Farmers have long said the state failed to adequately move their produce to market, while consumers have complained food is often scarce and of poor quality.
State-run television announced during its nightly newscast that 56 of the capital’s 400 markets were already being supplied directly by farmers, with plans to include 88 others in the “new food sales strategy” by July.
The announcement appeared to be an admission that a much touted plan introduced 18 months ago to improve state distribution of produce, had failed.
Under the plan, communist authorities shifted state distribution from the Agriculture Ministry to the Interior Trade Ministry in a move to solve bottlenecks. The experiment came under fire by farmers, consumers and the media.

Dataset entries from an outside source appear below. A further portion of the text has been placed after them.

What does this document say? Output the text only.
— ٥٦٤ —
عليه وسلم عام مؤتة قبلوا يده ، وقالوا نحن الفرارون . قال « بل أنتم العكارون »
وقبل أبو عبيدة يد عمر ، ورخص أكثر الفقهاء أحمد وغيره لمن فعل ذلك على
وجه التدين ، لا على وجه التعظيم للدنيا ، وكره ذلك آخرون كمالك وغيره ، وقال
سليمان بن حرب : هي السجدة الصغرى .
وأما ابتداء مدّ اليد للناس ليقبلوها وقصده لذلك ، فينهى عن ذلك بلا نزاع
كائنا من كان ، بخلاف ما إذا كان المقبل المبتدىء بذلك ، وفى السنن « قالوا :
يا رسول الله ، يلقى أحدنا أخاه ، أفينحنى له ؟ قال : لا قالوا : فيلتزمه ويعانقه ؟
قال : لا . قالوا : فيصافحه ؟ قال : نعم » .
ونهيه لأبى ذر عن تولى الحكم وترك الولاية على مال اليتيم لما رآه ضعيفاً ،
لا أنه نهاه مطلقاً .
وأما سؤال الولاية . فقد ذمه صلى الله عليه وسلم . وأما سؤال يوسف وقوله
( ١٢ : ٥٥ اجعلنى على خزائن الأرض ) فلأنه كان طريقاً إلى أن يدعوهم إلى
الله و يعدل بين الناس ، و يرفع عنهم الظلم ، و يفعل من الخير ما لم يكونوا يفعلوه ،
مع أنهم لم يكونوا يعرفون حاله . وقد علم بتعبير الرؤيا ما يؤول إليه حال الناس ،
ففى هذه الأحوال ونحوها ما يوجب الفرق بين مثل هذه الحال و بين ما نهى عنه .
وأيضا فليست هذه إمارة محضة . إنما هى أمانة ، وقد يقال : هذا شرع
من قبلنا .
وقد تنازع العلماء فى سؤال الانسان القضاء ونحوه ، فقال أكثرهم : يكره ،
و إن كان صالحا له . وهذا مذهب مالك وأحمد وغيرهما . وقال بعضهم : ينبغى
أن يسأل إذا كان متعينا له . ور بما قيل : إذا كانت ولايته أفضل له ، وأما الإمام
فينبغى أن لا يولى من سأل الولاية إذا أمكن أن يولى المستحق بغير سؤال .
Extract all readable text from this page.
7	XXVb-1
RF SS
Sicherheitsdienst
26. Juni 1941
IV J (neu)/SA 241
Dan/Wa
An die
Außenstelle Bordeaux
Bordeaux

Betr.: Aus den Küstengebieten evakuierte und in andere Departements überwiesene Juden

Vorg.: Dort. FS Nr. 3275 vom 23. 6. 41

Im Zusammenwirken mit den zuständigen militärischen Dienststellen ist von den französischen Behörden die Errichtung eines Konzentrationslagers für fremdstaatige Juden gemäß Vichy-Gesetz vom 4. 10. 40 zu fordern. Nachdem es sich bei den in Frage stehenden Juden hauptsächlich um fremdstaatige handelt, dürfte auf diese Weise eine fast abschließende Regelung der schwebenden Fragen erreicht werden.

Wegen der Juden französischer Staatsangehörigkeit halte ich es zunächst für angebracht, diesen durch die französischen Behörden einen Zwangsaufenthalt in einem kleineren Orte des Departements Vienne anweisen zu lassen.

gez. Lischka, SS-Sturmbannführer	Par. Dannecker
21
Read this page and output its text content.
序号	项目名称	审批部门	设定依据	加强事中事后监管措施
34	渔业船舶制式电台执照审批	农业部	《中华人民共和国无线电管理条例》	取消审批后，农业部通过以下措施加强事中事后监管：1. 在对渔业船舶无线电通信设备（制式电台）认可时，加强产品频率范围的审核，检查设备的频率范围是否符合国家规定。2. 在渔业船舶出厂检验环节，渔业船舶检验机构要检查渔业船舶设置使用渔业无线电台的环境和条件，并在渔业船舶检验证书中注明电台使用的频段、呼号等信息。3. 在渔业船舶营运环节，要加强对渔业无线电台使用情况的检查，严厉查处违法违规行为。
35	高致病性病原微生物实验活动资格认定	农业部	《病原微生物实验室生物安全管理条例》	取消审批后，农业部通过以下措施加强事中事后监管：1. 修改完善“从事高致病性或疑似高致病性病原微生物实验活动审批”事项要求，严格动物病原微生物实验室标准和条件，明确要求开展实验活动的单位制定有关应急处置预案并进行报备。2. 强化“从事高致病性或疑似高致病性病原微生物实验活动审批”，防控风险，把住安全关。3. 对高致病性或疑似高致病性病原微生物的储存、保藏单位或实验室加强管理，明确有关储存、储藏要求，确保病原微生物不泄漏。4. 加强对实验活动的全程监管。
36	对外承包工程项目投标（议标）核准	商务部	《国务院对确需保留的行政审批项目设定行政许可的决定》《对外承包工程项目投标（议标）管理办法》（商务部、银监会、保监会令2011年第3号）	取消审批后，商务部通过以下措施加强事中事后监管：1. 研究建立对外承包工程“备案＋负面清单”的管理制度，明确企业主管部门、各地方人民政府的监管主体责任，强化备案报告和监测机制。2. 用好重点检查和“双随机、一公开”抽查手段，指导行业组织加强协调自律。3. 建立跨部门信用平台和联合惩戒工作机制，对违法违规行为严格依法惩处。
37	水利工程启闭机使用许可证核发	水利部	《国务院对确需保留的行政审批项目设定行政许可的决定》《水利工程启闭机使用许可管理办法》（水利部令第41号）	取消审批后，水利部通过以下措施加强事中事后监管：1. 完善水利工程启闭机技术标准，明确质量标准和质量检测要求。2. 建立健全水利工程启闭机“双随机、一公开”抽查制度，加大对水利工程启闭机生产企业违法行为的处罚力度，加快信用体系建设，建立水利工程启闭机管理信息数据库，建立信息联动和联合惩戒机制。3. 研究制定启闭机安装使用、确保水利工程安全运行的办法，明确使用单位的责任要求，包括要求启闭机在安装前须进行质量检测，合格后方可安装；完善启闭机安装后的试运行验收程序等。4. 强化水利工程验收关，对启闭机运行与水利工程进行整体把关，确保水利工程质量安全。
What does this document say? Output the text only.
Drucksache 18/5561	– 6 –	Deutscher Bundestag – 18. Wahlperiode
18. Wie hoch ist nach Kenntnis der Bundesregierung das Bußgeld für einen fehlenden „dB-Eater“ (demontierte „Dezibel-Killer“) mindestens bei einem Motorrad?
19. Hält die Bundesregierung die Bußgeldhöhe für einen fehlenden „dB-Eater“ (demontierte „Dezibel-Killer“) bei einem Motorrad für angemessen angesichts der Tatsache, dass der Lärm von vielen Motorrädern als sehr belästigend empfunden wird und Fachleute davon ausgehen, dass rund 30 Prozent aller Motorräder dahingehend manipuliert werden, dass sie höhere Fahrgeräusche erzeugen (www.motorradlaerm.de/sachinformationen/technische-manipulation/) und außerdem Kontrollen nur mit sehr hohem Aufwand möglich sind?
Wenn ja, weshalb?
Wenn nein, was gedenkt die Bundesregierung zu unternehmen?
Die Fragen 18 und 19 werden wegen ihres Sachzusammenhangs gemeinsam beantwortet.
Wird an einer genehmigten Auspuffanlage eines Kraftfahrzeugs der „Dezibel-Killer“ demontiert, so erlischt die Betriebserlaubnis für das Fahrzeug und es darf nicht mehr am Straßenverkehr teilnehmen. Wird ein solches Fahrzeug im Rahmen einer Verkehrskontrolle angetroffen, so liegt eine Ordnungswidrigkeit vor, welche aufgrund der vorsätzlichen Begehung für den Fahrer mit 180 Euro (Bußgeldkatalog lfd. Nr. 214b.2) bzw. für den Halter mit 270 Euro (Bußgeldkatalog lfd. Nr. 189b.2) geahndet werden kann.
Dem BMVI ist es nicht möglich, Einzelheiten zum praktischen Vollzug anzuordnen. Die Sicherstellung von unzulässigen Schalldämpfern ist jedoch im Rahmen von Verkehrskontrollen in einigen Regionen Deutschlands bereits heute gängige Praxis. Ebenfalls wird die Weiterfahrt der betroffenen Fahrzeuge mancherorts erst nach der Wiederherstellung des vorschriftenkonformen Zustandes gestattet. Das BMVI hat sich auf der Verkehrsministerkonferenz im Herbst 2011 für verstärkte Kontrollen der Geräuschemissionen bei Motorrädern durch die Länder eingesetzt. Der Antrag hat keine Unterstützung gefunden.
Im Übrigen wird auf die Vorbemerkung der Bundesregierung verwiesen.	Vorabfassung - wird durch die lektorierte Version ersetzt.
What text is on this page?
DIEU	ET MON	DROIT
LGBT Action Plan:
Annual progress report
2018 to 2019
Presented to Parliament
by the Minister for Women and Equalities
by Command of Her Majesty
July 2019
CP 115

Private co-operatives and farmers produce 70 per cent of the food in the country on 41 per cent of the land, with the rest owned and worked by the state.
Cuba’s economy is more than 90 per cent controlled by the state, which has monopolized the sale of farm inputs such as fertilizer and the sale of produce.
Agriculture Minister Ulises Rosales del Toro, a general who for many years was sugar minister before moving to agriculture in 2007, was replaced by the ministry’s first vice-minister, Gustavo Rodriguez.